Police seize possible Leonardo da Vinci painting in Switzerland

ROME (REUTERS) - Police have seized a portrait attributed to Renaissance master Leonardo da Vinci from the vault of a Swiss bank during an investigation into tax crime and insurance fraud, an Italian court said on Tuesday.

Negotiations to sell the oil painting of a fifteenth-century noblewoman, Isabella D'Este, for around €120 million (S$184 million) were at an advanced stage, the prosecutor's office in Pesaro, Italy, said in a statement.

Police were first alerted to the existence of a possible da Vinci after a southern Italian lawyer was found in 2013 with a warrant to sell it for no less than €95 million.
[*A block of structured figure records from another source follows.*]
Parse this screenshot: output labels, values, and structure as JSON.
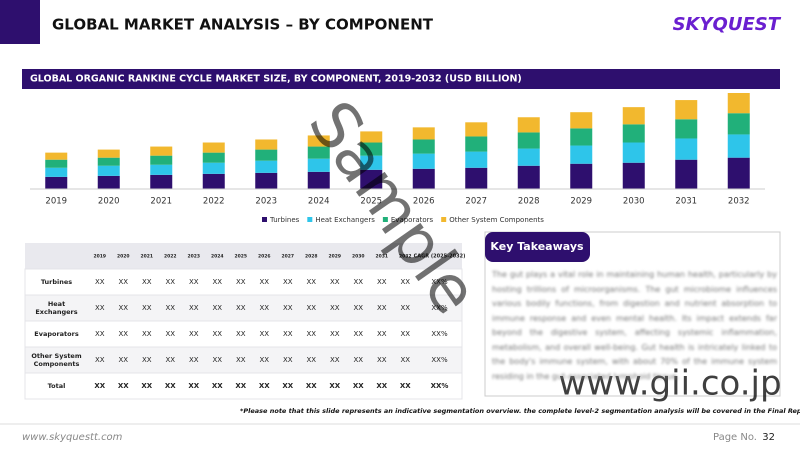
{
  "header": {
    "title": "GLOBAL MARKET ANALYSIS – BY COMPONENT",
    "logo": "SKYQUEST"
  },
  "chart_data": {
    "type": "bar",
    "stacked": true,
    "title": "GLOBAL ORGANIC RANKINE CYCLE MARKET SIZE, BY COMPONENT, 2019-2032 (USD BILLION)",
    "categories": [
      "2019",
      "2020",
      "2021",
      "2022",
      "2023",
      "2024",
      "2025",
      "2026",
      "2027",
      "2028",
      "2029",
      "2030",
      "2031",
      "2032"
    ],
    "series": [
      {
        "name": "Turbines",
        "color": "#2e0f6e",
        "values": [
          12,
          13,
          14,
          15,
          16,
          17,
          19,
          20,
          21,
          23,
          25,
          26,
          29,
          31
        ]
      },
      {
        "name": "Heat Exchangers",
        "color": "#2ec5ea",
        "values": [
          9,
          10,
          10,
          11,
          12,
          13,
          14,
          15,
          16,
          17,
          18,
          20,
          21,
          23
        ]
      },
      {
        "name": "Evaporators",
        "color": "#21b07a",
        "values": [
          8,
          8,
          9,
          10,
          11,
          12,
          13,
          14,
          15,
          16,
          17,
          18,
          19,
          21
        ]
      },
      {
        "name": "Other System Components",
        "color": "#f2b82e",
        "values": [
          7,
          8,
          9,
          10,
          10,
          11,
          11,
          12,
          14,
          15,
          16,
          17,
          19,
          20
        ]
      }
    ]
  },
  "table": {
    "columns": [
      "2019",
      "2020",
      "2021",
      "2022",
      "2023",
      "2024",
      "2025",
      "2026",
      "2027",
      "2028",
      "2029",
      "2030",
      "2031",
      "2032",
      "CAGR (2025-2032)"
    ],
    "rows": [
      [
        "Turbines",
        "XX",
        "XX",
        "XX",
        "XX",
        "XX",
        "XX",
        "XX",
        "XX",
        "XX",
        "XX",
        "XX",
        "XX",
        "XX",
        "XX",
        "XX%"
      ],
      [
        "Heat Exchangers",
        "XX",
        "XX",
        "XX",
        "XX",
        "XX",
        "XX",
        "XX",
        "XX",
        "XX",
        "XX",
        "XX",
        "XX",
        "XX",
        "XX",
        "XX%"
      ],
      [
        "Evaporators",
        "XX",
        "XX",
        "XX",
        "XX",
        "XX",
        "XX",
        "XX",
        "XX",
        "XX",
        "XX",
        "XX",
        "XX",
        "XX",
        "XX",
        "XX%"
      ],
      [
        "Other System Components",
        "XX",
        "XX",
        "XX",
        "XX",
        "XX",
        "XX",
        "XX",
        "XX",
        "XX",
        "XX",
        "XX",
        "XX",
        "XX",
        "XX",
        "XX%"
      ],
      [
        "Total",
        "XX",
        "XX",
        "XX",
        "XX",
        "XX",
        "XX",
        "XX",
        "XX",
        "XX",
        "XX",
        "XX",
        "XX",
        "XX",
        "XX",
        "XX%"
      ]
    ]
  },
  "takeaways": {
    "title": "Key Takeaways",
    "text": "The gut plays a vital role in maintaining human health, particularly by hosting trillions of microorganisms. The gut microbiome influences various bodily functions, from digestion and nutrient absorption to immune response and even mental health. Its impact extends far beyond the digestive system, affecting systemic inflammation, metabolism, and overall well-being. Gut health is intricately linked to the body's immune system, with about 70% of the immune system residing in the gut-associated lymphoid tissue."
  },
  "footnote": "*Please note that this slide represents an indicative segmentation overview. the complete level-2 segmentation analysis will be covered in the Final Report.",
  "footer": {
    "website": "www.skyquestt.com",
    "page_label": "Page No.",
    "page_number": "32"
  },
  "watermarks": [
    "Sample",
    "www.gii.co.jp"
  ]
}
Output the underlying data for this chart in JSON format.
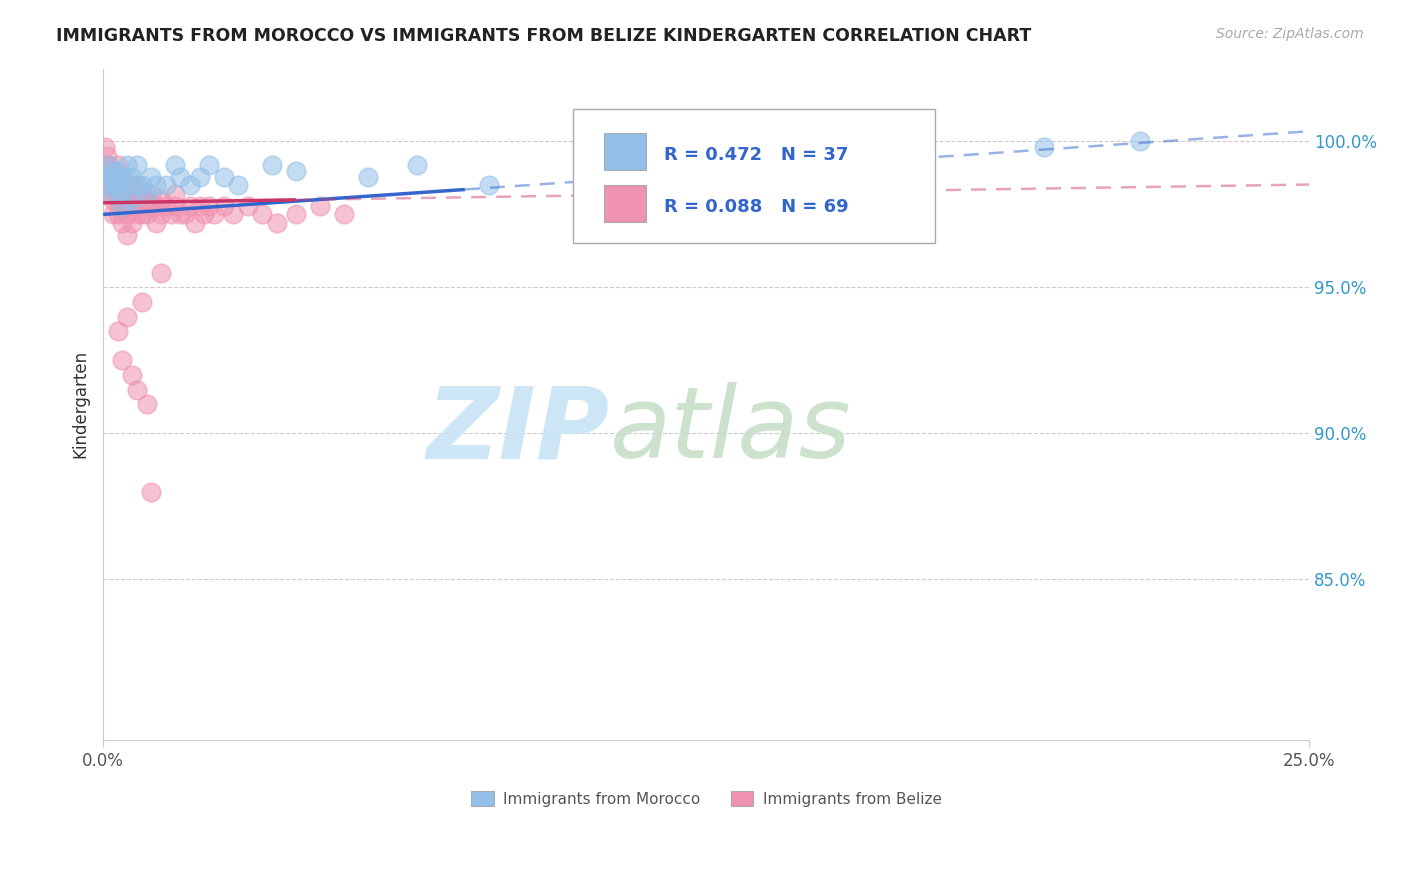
{
  "title": "IMMIGRANTS FROM MOROCCO VS IMMIGRANTS FROM BELIZE KINDERGARTEN CORRELATION CHART",
  "source": "Source: ZipAtlas.com",
  "ylabel": "Kindergarten",
  "ytick_labels": [
    "100.0%",
    "95.0%",
    "90.0%",
    "85.0%"
  ],
  "ytick_values": [
    1.0,
    0.95,
    0.9,
    0.85
  ],
  "xlim": [
    0.0,
    0.25
  ],
  "ylim": [
    0.795,
    1.025
  ],
  "morocco_color": "#92c0e8",
  "belize_color": "#f093b0",
  "morocco_line_color": "#3366cc",
  "belize_line_color": "#cc3366",
  "morocco_R": 0.472,
  "morocco_N": 37,
  "belize_R": 0.088,
  "belize_N": 69,
  "legend_text_color": "#3366cc",
  "watermark_zip_color": "#c8e4f5",
  "watermark_atlas_color": "#c8dfc8",
  "background_color": "#ffffff",
  "morocco_x": [
    0.0005,
    0.001,
    0.0012,
    0.0015,
    0.002,
    0.002,
    0.0025,
    0.003,
    0.003,
    0.0035,
    0.004,
    0.004,
    0.005,
    0.005,
    0.006,
    0.006,
    0.007,
    0.007,
    0.008,
    0.009,
    0.01,
    0.011,
    0.013,
    0.015,
    0.016,
    0.018,
    0.02,
    0.022,
    0.025,
    0.028,
    0.035,
    0.04,
    0.055,
    0.065,
    0.08,
    0.195,
    0.215
  ],
  "morocco_y": [
    0.988,
    0.992,
    0.985,
    0.99,
    0.988,
    0.982,
    0.985,
    0.99,
    0.985,
    0.982,
    0.988,
    0.978,
    0.992,
    0.985,
    0.988,
    0.98,
    0.992,
    0.985,
    0.985,
    0.982,
    0.988,
    0.985,
    0.985,
    0.992,
    0.988,
    0.985,
    0.988,
    0.992,
    0.988,
    0.985,
    0.992,
    0.99,
    0.988,
    0.992,
    0.985,
    0.998,
    1.0
  ],
  "belize_x": [
    0.0003,
    0.0005,
    0.0008,
    0.001,
    0.001,
    0.001,
    0.0015,
    0.002,
    0.002,
    0.002,
    0.002,
    0.003,
    0.003,
    0.003,
    0.003,
    0.003,
    0.004,
    0.004,
    0.004,
    0.004,
    0.005,
    0.005,
    0.005,
    0.005,
    0.006,
    0.006,
    0.006,
    0.007,
    0.007,
    0.007,
    0.008,
    0.008,
    0.009,
    0.009,
    0.01,
    0.01,
    0.011,
    0.011,
    0.012,
    0.012,
    0.013,
    0.014,
    0.015,
    0.015,
    0.016,
    0.017,
    0.018,
    0.019,
    0.02,
    0.021,
    0.022,
    0.023,
    0.025,
    0.027,
    0.03,
    0.033,
    0.036,
    0.04,
    0.045,
    0.05,
    0.012,
    0.008,
    0.005,
    0.003,
    0.004,
    0.006,
    0.007,
    0.009,
    0.01
  ],
  "belize_y": [
    0.998,
    0.992,
    0.995,
    0.992,
    0.988,
    0.982,
    0.985,
    0.99,
    0.985,
    0.98,
    0.975,
    0.992,
    0.988,
    0.985,
    0.98,
    0.975,
    0.988,
    0.982,
    0.978,
    0.972,
    0.985,
    0.98,
    0.975,
    0.968,
    0.985,
    0.978,
    0.972,
    0.985,
    0.98,
    0.975,
    0.982,
    0.975,
    0.98,
    0.975,
    0.982,
    0.978,
    0.978,
    0.972,
    0.98,
    0.975,
    0.978,
    0.975,
    0.982,
    0.978,
    0.975,
    0.975,
    0.978,
    0.972,
    0.978,
    0.975,
    0.978,
    0.975,
    0.978,
    0.975,
    0.978,
    0.975,
    0.972,
    0.975,
    0.978,
    0.975,
    0.955,
    0.945,
    0.94,
    0.935,
    0.925,
    0.92,
    0.915,
    0.91,
    0.88
  ]
}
But the initial investigation failed to find the painting.

A separate investigation into tax crimes and insurance fraud uncovered evidence that eventually led police to the picture, which they seized on Monday in Lugano, near the Swiss-Italian border.

Investigators did not say who owned the painting or how many people were under investigation for conspiracy to traffic art illegally and to commit insurance fraud.

Nor would they say whether anyone had been arrested.

They did say some of the people involved were suspected of both crimes.

The painting was attributed to da Vinci partly on the basis of tests under fluorescent light. More tests will be carried out when it returns to Italy.

If they prove he was the artist, the painting will join the list of his works to have had a brush with the law. Those include the Mona Lisa, which was stolen from the Louvre in 1911.

The find is the latest in a series of Italian art seizures. Police seized thousands of artefacts and a house that had been turned into a private museum last week, and raids in Basel, Switzerland, led to the breaking up of an art trafficking ring in January.